Recently, I read an interview with fellow IBMer, Bruce Otte, in which he laid out IBM’s Roadmap to ‘Smart Clouds’ by highlighting five key areas. I’m not going to enumerate those here, if you are interested you can check out the interview, but there is one thing that especially caught my eye: the notion of cloud appliances.
Even before my day job revolved around one of our cloud appliance offerings, the idea of cloud appliances, and actually just appliances in general, intrigued me. Coming from a background that was decidedly hardware agnostic, which is not very uncommon when you are developing application infrastructure software, the thought of combining software with fit-for-purpose, enhanced hardware was a bit foreign. Further, since I spent my days (and nights) developing application middleware that was targeted to run anywhere and support untold variations of usage scenarios, the idea of a device built for a very narrow set of usage scenarios was completely foreign. Quite honestly, I did not understand the appeal of appliances at first.
Fast-forwarding to now, after a year and a half of chatting with users about an appliance, my views are quite different. To be clear, my views are not different because they have to be. My views are different because of the direct feedback I get from users that leverage these kinds of appliance in their enterprise. By distilling what I hear from users, a majority of the value of an appliance seems to owe to its built-for-purpose nature (important to note that this feedback is usually in the context of our various WebSphere appliances).
Appliances intentionally support a constrained set of usage scenarios. On the surface, this may seem bad, especially to those who immerse themselves in the ‘One tool to do it all’ mindset, but that is clearly not the case. First, because the appliance tackles specific usage scenarios, optimization at the software/hardware integration layer is possible. Implemented correctly, the result is performance hard to match by traditionally installed software.
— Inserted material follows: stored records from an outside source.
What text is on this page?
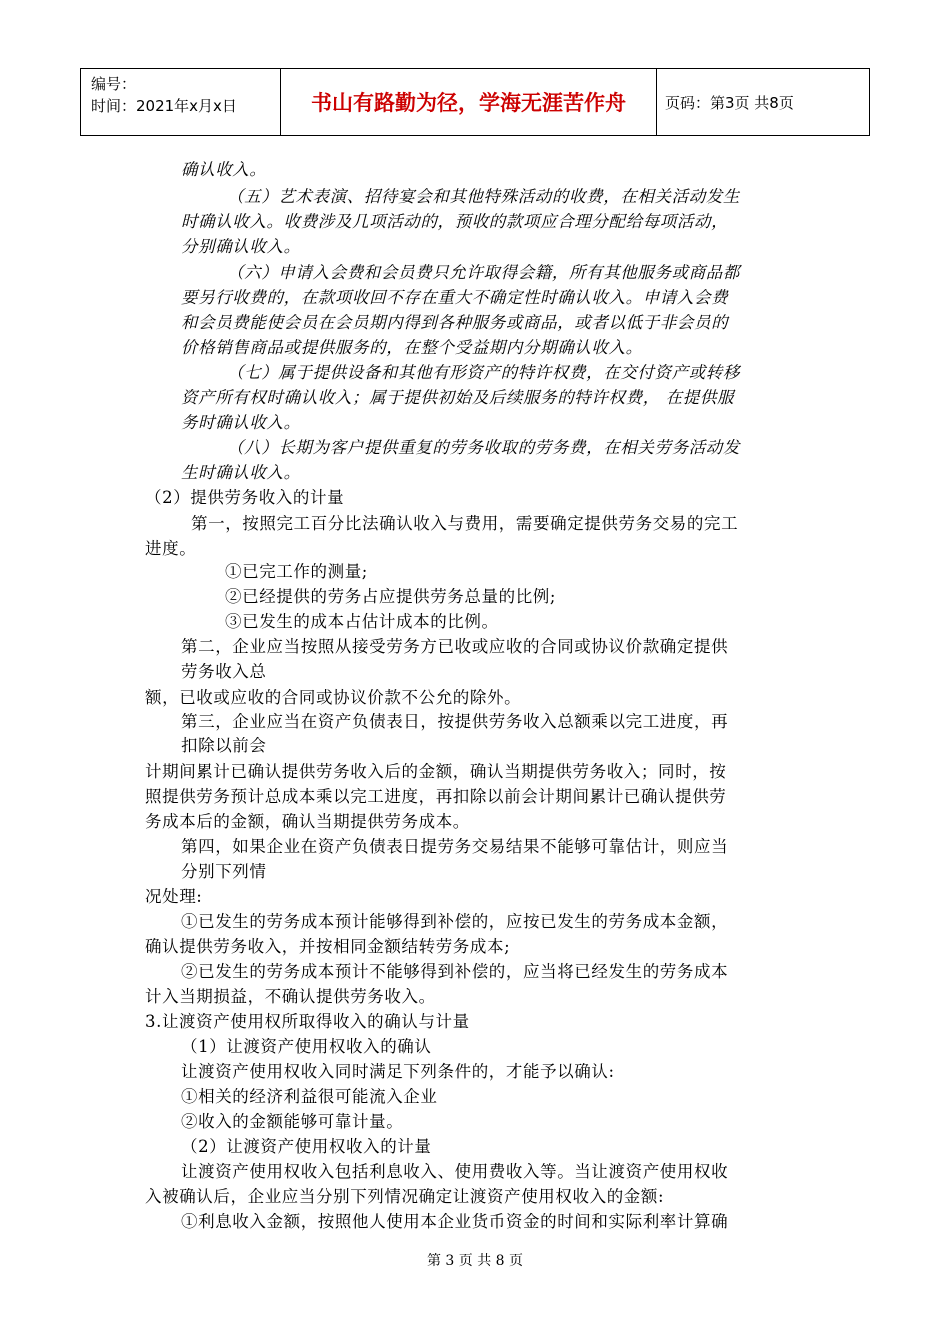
编号：
时间：2021年x月x日	书山有路勤为径，学海无涯苦作舟	页码：第3页 共8页
确认收入。
（五）艺术表演、招待宴会和其他特殊活动的收费，在相关活动发生
时确认收入。收费涉及几项活动的，预收的款项应合理分配给每项活动，
分别确认收入。
（六）申请入会费和会员费只允许取得会籍，所有其他服务或商品都
要另行收费的，在款项收回不存在重大不确定性时确认收入。申请入会费
和会员费能使会员在会员期内得到各种服务或商品，或者以低于非会员的
价格销售商品或提供服务的，在整个受益期内分期确认收入。
（七）属于提供设备和其他有形资产的特许权费，在交付资产或转移
资产所有权时确认收入；属于提供初始及后续服务的特许权费， 在提供服
务时确认收入。
（八）长期为客户提供重复的劳务收取的劳务费，在相关劳务活动发
生时确认收入。
（2）提供劳务收入的计量
第一，按照完工百分比法确认收入与费用，需要确定提供劳务交易的完工
进度。
①已完工作的测量;
②已经提供的劳务占应提供劳务总量的比例;
③已发生的成本占估计成本的比例。
第二，企业应当按照从接受劳务方已收或应收的合同或协议价款确定提供
劳务收入总
额，已收或应收的合同或协议价款不公允的除外。
第三，企业应当在资产负债表日，按提供劳务收入总额乘以完工进度，再
扣除以前会
计期间累计已确认提供劳务收入后的金额，确认当期提供劳务收入；同时，按
照提供劳务预计总成本乘以完工进度，再扣除以前会计期间累计已确认提供劳
务成本后的金额，确认当期提供劳务成本。
第四，如果企业在资产负债表日提劳务交易结果不能够可靠估计，则应当
分别下列情
况处理:
①已发生的劳务成本预计能够得到补偿的，应按已发生的劳务成本金额，
确认提供劳务收入，并按相同金额结转劳务成本;
②已发生的劳务成本预计不能够得到补偿的，应当将已经发生的劳务成本
计入当期损益，不确认提供劳务收入。
3.让渡资产使用权所取得收入的确认与计量
（1）让渡资产使用权收入的确认
让渡资产使用权收入同时满足下列条件的，才能予以确认:
①相关的经济利益很可能流入企业
②收入的金额能够可靠计量。
（2）让渡资产使用权收入的计量
让渡资产使用权收入包括利息收入、使用费收入等。当让渡资产使用权收
入被确认后，企业应当分别下列情况确定让渡资产使用权收入的金额:
①利息收入金额，按照他人使用本企业货币资金的时间和实际利率计算确
第 3 页 共 8 页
Additionally, because providers build appliances for purpose, they can load the devices with out-of-the-box goodness. Consider appliances that provide data transformation capabilities. Many times, these types of appliances come with assets that handle transforming data from one format to another without the need for any kind of user coding or scripting. Any built-in expertise is an advantage and a bump in time to value, because it means users do not invest initial development resource, or ongoing maintenance resource, to provide these capabilities.
This is not all that I hear from users regarding value derived from appliances’ purpose-built nature. Users like the hardened approach to security resulting from being able to do things such as dedicating hardware within the appliance for security processing or decreasing attack surfaces by only initiating critical processes. They enjoy the user consumability afforded by appliances. They do not have month’s worth of features to learn, rather a narrow set of functionality to learn and exploit. Quite simply, in a world full of born skeptics, there seems to be a real soft spot for appliances.
All of this brings me back to Bruce’s interview and his mention of cloud/cloud-enabling appliances. I cannot help but wonder if appliances will become a central, de-facto part of cloud architectures (or maybe they already are)? Certainly, the affinity of typical issues faced in the cloud (connectivity, resource management, data integration and management), towards purpose-built appliances seems strong. In addition, the purpose-built nature of appliances really looks like a microcosm of the *aas trend that we see in cloud. Essentially, these appliances provide some type of functionality as a service, with little effort on the user’s part. So, what do you think? Will appliances be an integral part of cloud computing going forward?